Roasted pumpkin is delicious and nutritious. You can add it to baked goods, soups, stews, or whip up a homemade pumpkin pie. Plus, it's super easy to make, as you can see below.

1. Buy a Fresh Pumpkin

Whole Red Kuri Pumpkin
Photo © Molly Watson

As with all winter squash, you want to choose a pumpkin that feels heavy for its size. And those giant field pumpkins piled up for Halloween to make jack o'lanterns? Ignore those. Look for sugar pie, red kuri, cheese, rouge vif d'étampes, or blue hokkaido pumpkins if you plan on eating them!

You'll also want to preheat your oven to 375°F.

2. Cut the Pumpkin In Half

Red Kuri Pumpkin Cut In Half
Photo © Molly Watson
You'll need a large knife and a certain amount of upper-body strength. Cut the pumpkin more or less in half working on one side of any stem that's still attached to the pumpkin.

3. Scoop Out Seeds and Strings

Scooping Out Pumpkin Seeds
Photo © Molly Watson

Use a large spoon or ice cream scooper to scoop out the seeds and stringy "guts" from the pumpkins halves.

If you're so inclined, save the seeds to make Roasted Pumpkin Seeds.

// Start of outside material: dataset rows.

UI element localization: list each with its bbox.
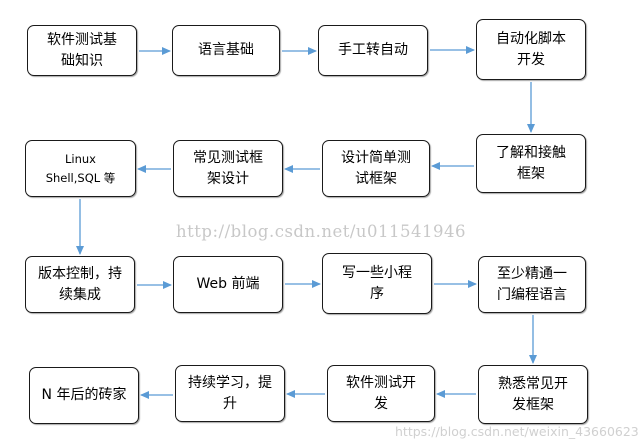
node-master: 至少精通一 门编程语言 (478, 256, 586, 313)
watermark-text: http://blog.csdn.net/u011541946 (176, 222, 467, 241)
node-vcs: 版本控制，持 续集成 (25, 256, 135, 313)
node-linux: Linux Shell,SQL 等 (25, 140, 136, 197)
node-web: Web 前端 (173, 256, 283, 313)
node-familiar: 熟悉常见开 发框架 (478, 365, 588, 424)
node-basics: 软件测试基 础知识 (27, 25, 137, 76)
node-lang: 语言基础 (172, 25, 280, 76)
node-framework: 了解和接触 框架 (476, 134, 586, 193)
node-simplefw: 设计简单测 试框架 (322, 140, 430, 197)
node-commonfw: 常见测试框 架设计 (173, 140, 283, 197)
node-manual2auto: 手工转自动 (318, 25, 428, 76)
node-brick: N 年后的砖家 (29, 367, 139, 424)
node-autoscript: 自动化脚本 开发 (476, 19, 586, 80)
watermark-bottom-text: https://blog.csdn.net/weixin_43660623 (395, 424, 639, 439)
node-learning: 持续学习，提 升 (175, 365, 285, 422)
node-miniapp: 写一些小程 序 (322, 253, 432, 314)
node-devtest: 软件测试开 发 (327, 365, 435, 422)
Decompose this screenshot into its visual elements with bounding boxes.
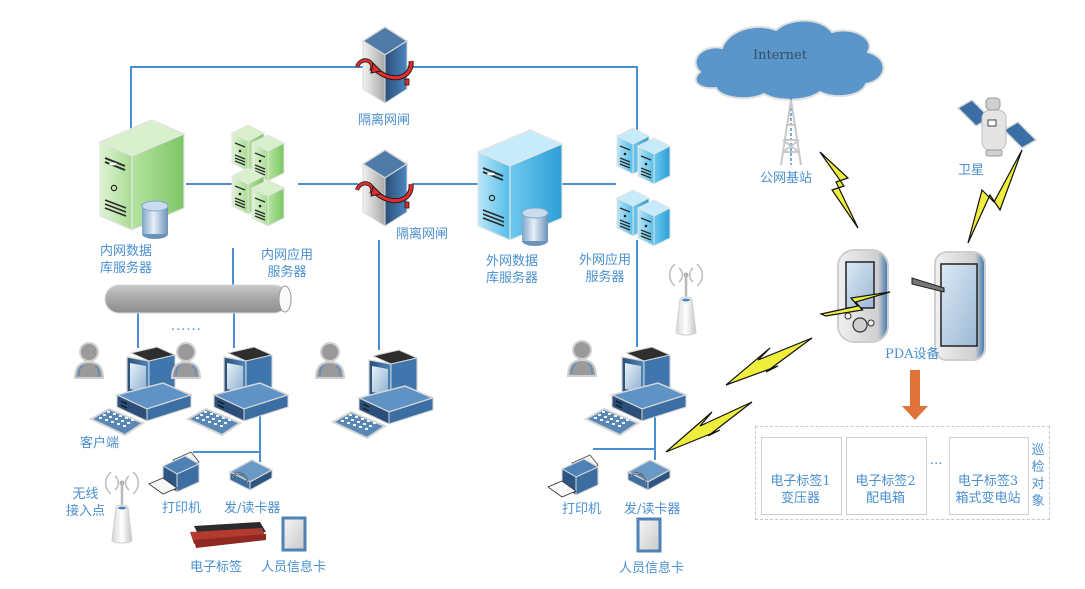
inspection-side-label: 巡 检 对 象: [1030, 442, 1046, 510]
lightning-satellite-pda-icon: [967, 149, 1023, 244]
wireless-access-point-icon: [668, 262, 704, 337]
rfid-tag-icon: [190, 522, 266, 548]
inspection-target-box: [846, 437, 927, 515]
printer-icon: [547, 454, 599, 498]
id-card-left-label: 人员信息卡: [261, 560, 327, 575]
clients-ellipsis: ......: [171, 319, 202, 334]
card-reader-left-label: 发/读卡器: [224, 501, 281, 516]
label-line: 库服务器: [486, 271, 539, 286]
gatekeeper-top-icon: [357, 27, 411, 103]
wireless-access-point-icon: [104, 470, 140, 545]
printer-left-label: 打印机: [162, 501, 202, 516]
tag-id: 电子标签2: [855, 474, 916, 489]
id-card-icon: [281, 516, 307, 552]
inspection-target-box: [761, 437, 842, 515]
label-line: 库服务器: [100, 261, 153, 276]
side-char: 检: [1031, 460, 1045, 475]
label-line: 外网数据: [486, 254, 539, 269]
label-line: 服务器: [267, 265, 307, 280]
label-line: 接入点: [66, 504, 106, 519]
extranet-app-server-label: 外网应用 服务器: [579, 252, 631, 286]
satellite-icon: [956, 97, 1038, 157]
extranet-db-server-label: 外网数据 库服务器: [486, 253, 538, 287]
tag-object: 变压器: [780, 491, 820, 506]
workstation-icon: [187, 346, 289, 436]
workstation-icon: [90, 346, 192, 436]
pda-label: PDA设备: [885, 347, 940, 362]
inspection-target-box: [949, 437, 1029, 515]
cell-tower-icon: [780, 98, 802, 166]
intranet-db-server-label: 内网数据 库服务器: [100, 243, 152, 277]
card-reader-icon: [229, 459, 273, 491]
gatekeeper-mid-icon: [357, 150, 411, 226]
inspection-ellipsis: ...: [930, 453, 943, 468]
extranet-app-server-icon: [616, 127, 671, 247]
workstation-icon: [585, 346, 687, 436]
inspection-tag-label: 电子标签3 箱式变电站: [950, 473, 1026, 507]
clients-label: 客户端: [80, 436, 120, 451]
inspection-tag-label: 电子标签2 配电箱: [849, 473, 922, 507]
intranet-app-server-icon: [231, 124, 285, 227]
tag-id: 电子标签3: [957, 474, 1019, 489]
extranet-db-server-icon: [477, 129, 563, 247]
tag-object: 配电箱: [865, 491, 905, 506]
wireless-signals: [665, 149, 1023, 453]
lightning-tower-pda-icon: [819, 151, 859, 229]
label-line: 内网应用: [261, 248, 314, 263]
user-icon: [567, 340, 597, 377]
label-line: 无线: [72, 487, 99, 502]
side-char: 对: [1031, 477, 1045, 492]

4. Scrape Out All Seeds from Pumpkin Halves

Cleaned Red Kuri Pumpkins
Photo © Molly Watson
You don't need to be crazy about it, but you also want to remove all the wetter, darker "guts" from the harder, lighter-colored pumpkin flesh.

5. Roast the Pumpkins

Red Kuri Pumpkins Ready to Roast
Photo © Molly Watson

Set cleaned pumpkin halves on a lightly oiled baking sheet. Roast in a preheated 375°F oven (the temperature is actually quite flexibly – anywhere in the 350-425 range will yield results) until tender enough to pierce easily with a fork through the shell, about an hour.

6. Cut or Scoop Out Pumpkin

Scooping Roasted Pumpkin
Photo © Molly Watson

Let pumpkin sit until cool enough to handle and use a large spoon to scoop out the sweet and tender cooked flesh.

7. Roasted Pumpkin, Ready to Use

Bowl of Roasted Pumpkin
Photo © Molly Watson

Roasted pumpkin is perfect for serving mashed with butter, using to make a pumpkin soup, or whirling into a pumpkin pie.

Roasted pumpkin also freezes beautifully. Pack in a freezer-safe container (a resealable plastic bag will do), remove as much air as possible, seal, and freeze for up to six months in a freezer attached to a fridge and up to a year in a stand-alone freezer.